Estas preocupações dizem respeito sobretudo a outros setores que não os media, mas a mesma consulta abordou também os papéis das plataformas dominantes e aqui as complexidades da economia mediática contemporânea estão certamente a formar-se no horizonte. A consulta pede transparência das plataformas e pergunta se as relações entre os fornecedores de conteúdo e as plataformas devem ser reguladas pela UE ou se deve ser confiável a autorregulação dos operadores de plataformas. Tais dilemas terão implicações em primeiro lugar para a Diretiva de Serviços de Mídia Audiovisual da UE (Comissão Européia, 2010).
O AVMSD é o instrumento regulamentar da UE para conceber o mercado único dos meios audiovisuais. Ou seja, a televisão em primeiro lugar, mas tem implicações também para o setor cinematográfico. A versão existente do AVMSD está em vigor desde 2010 e também começou a regular levemente os serviços de vídeo sob demanda (VOD). Ou seja, tem havido uma abordagem graduada da regulamentação da mídia audiovisual na Europa, envolvendo regulamentações fortes para radiodifusão e regulamentações leves para serviços não lineares. No entanto, tanto a CE quanto os estados membros (Conselho da União Europeia, 2014) notaram a maior convergência de serviços e o crescimento do consumo de conteúdo online entre as audiências, o que está motivando uma maior convergência regulatória – nivelando os termos para diferentes transmissões de conteúdo métodos – e, portanto, também a revisão e atualização do AVMSD. A CE anunciou a atualização do AVMSD em 2015, realizou uma análise associada do REFIT (programa de adequação e desempenho regulatório da CE) e realizou uma consulta pública relacionada e outros estudos.2
Uma das primeiras conclusões da revisão indica que a maioria dos estados membros da UE e grupos de interesse veem, de fato, a necessidade de nivelar os regulamentos para diferentes tecnologias e plataformas de transmissão. Entende-se que o setor já convergiu em todos os aspectos da cadeia de valor, por exemplo, consumo, distribuição, produção. A maioria dos provedores de mídia implanta várias estratégias de mídia cruzada e diversifica seus serviços em diferentes tecnologias de distribuição, enquanto a maioria do conteúdo viaja por várias plataformas e a maioria dos usuários acessa o conteúdo de mídia em uma variedade de canais ou plataformas (Ibrus e Scolari, 2012). Nessa situação, manter regimes regulatórios diferentes para tecnologias diferentes criaria complicações desnecessárias e condições injustas para os participantes do mercado. Daí o consenso que surgiu a partir da consulta pública de que as regulamentações precisam convergir.

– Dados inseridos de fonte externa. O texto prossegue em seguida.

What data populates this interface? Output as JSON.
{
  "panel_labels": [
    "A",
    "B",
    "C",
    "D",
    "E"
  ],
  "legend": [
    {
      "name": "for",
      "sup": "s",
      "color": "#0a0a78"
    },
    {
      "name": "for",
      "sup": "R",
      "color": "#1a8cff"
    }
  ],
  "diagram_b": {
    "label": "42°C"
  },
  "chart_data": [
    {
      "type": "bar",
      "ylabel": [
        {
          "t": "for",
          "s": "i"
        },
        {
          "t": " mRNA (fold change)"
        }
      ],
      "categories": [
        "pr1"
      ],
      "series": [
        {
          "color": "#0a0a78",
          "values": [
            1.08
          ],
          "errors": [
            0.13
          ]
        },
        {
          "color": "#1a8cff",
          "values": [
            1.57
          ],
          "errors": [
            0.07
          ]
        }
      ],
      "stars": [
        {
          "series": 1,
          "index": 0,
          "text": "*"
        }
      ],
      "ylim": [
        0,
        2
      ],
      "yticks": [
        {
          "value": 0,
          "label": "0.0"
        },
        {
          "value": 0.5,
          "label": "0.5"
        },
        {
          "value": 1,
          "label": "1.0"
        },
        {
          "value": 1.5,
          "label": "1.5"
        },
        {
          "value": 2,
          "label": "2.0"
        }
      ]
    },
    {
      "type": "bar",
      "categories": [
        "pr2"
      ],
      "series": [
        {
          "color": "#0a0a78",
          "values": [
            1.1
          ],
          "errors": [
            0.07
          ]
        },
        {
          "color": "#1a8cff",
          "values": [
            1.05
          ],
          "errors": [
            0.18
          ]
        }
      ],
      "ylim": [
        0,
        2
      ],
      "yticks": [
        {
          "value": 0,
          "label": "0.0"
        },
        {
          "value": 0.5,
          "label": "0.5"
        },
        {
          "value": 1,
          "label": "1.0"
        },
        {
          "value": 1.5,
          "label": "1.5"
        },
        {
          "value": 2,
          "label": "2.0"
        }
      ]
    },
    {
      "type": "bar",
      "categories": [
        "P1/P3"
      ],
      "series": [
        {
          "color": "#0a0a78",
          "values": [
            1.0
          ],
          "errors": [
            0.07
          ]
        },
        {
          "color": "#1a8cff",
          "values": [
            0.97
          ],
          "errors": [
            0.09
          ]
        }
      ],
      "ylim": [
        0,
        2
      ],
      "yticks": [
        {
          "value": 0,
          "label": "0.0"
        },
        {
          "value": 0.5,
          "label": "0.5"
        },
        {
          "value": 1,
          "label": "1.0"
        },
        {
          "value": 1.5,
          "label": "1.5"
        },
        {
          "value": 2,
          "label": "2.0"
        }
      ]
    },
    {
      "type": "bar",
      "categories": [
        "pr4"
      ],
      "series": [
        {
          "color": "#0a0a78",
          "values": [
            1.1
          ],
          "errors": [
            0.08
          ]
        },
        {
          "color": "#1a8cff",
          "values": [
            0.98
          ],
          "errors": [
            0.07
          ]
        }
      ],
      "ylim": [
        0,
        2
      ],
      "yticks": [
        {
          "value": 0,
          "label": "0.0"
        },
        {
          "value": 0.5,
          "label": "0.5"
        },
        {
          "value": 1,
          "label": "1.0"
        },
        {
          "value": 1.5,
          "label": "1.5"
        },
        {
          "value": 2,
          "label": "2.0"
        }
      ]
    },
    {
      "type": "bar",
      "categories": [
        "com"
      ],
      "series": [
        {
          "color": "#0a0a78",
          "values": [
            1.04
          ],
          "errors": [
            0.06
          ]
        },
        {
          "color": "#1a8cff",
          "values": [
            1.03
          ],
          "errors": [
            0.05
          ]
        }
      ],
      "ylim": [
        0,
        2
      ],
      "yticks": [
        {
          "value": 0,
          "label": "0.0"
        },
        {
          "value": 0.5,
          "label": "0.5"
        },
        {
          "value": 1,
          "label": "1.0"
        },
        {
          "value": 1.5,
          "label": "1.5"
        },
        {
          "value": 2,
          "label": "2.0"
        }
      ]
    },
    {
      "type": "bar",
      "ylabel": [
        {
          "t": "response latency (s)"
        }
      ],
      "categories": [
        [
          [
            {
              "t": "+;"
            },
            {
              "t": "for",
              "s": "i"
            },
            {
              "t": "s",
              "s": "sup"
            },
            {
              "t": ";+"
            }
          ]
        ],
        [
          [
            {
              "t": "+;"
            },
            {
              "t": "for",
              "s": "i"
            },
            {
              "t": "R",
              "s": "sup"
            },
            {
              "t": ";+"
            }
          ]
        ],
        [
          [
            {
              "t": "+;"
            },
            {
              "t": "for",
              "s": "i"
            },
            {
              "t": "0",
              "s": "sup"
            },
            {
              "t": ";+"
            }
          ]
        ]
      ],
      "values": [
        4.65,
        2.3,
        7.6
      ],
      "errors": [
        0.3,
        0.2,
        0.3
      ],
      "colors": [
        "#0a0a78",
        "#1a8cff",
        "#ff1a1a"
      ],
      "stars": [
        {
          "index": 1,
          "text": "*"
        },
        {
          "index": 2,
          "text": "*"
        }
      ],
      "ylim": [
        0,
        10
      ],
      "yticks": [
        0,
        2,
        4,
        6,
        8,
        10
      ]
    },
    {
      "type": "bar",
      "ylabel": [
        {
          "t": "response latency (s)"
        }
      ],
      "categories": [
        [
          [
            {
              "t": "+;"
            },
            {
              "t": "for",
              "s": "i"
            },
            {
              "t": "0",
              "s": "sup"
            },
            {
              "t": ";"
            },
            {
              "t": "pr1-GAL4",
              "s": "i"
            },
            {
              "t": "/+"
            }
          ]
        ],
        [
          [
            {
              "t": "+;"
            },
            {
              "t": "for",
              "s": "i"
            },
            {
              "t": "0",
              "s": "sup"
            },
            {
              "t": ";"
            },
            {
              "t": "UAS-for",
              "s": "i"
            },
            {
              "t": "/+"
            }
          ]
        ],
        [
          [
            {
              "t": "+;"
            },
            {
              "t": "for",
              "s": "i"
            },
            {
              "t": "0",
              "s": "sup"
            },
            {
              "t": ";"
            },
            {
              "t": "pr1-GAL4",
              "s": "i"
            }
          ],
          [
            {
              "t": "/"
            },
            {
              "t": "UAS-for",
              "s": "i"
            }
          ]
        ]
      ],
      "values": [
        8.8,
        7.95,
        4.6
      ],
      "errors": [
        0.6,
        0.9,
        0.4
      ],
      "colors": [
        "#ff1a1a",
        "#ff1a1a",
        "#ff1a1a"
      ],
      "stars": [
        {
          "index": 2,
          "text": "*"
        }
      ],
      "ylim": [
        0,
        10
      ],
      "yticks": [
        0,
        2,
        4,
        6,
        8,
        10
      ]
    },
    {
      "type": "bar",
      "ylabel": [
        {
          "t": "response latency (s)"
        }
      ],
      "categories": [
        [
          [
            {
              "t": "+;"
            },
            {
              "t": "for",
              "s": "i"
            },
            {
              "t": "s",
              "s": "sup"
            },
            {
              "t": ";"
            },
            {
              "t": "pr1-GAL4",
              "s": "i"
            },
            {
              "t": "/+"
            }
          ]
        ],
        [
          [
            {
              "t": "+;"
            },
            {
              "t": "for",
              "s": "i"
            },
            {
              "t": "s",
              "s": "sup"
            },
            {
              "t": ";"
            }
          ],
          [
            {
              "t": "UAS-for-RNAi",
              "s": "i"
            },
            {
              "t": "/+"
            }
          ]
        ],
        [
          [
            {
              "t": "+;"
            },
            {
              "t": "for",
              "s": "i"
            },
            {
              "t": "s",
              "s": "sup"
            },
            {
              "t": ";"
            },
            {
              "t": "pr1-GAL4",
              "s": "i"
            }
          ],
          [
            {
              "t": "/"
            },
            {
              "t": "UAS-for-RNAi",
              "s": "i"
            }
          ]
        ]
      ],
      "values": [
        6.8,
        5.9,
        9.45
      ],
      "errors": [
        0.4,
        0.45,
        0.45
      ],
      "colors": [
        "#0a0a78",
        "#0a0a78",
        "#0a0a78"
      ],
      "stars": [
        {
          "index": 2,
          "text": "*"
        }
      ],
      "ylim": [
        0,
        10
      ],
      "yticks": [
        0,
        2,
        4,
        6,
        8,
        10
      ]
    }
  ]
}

Existem vários desafios para essa convergência. Um está relacionado à incompatibilidade entre o AVMSD e a Diretiva de Comércio Eletrônico da UE. A lógica central do AVMSD é que os serviços de mídia são licenciados pelos estados membros e, portanto, todos os meios audiovisuais devem ter um 'país de origem' na UE. Paralelamente, a Diretiva de Comércio Eletrônico sustenta que os negócios na Internet não devem se basear na emissão de licenças pelos Estados membros – ou seja, o direito de fornecer qualquer tipo de serviço online deve ser disponibilizado e gratuito para todos. Além disso, do ponto de vista dos direitos humanos, o Conselho da Europa abordou repetidamente que a emissão de licenças para o direito de publicar conteúdo na Internet seria prejudicial à liberdade de expressão. Neste contexto, muitas vezes é visto que os serviços de compartilhamento de vídeo (como inovações de mercado que podem ser entendidos como contribuindo positivamente para a liberdade de expressão) não devem ser desenhados no âmbito do AVMSD. A proposição que este artigo elabora a seguir é que, de fato, as práticas de compartilhamento em algumas plataformas de mídia representam um desafio que pode tornar obsoleta toda a tradição de políticas de mídia audiovisual na Europa.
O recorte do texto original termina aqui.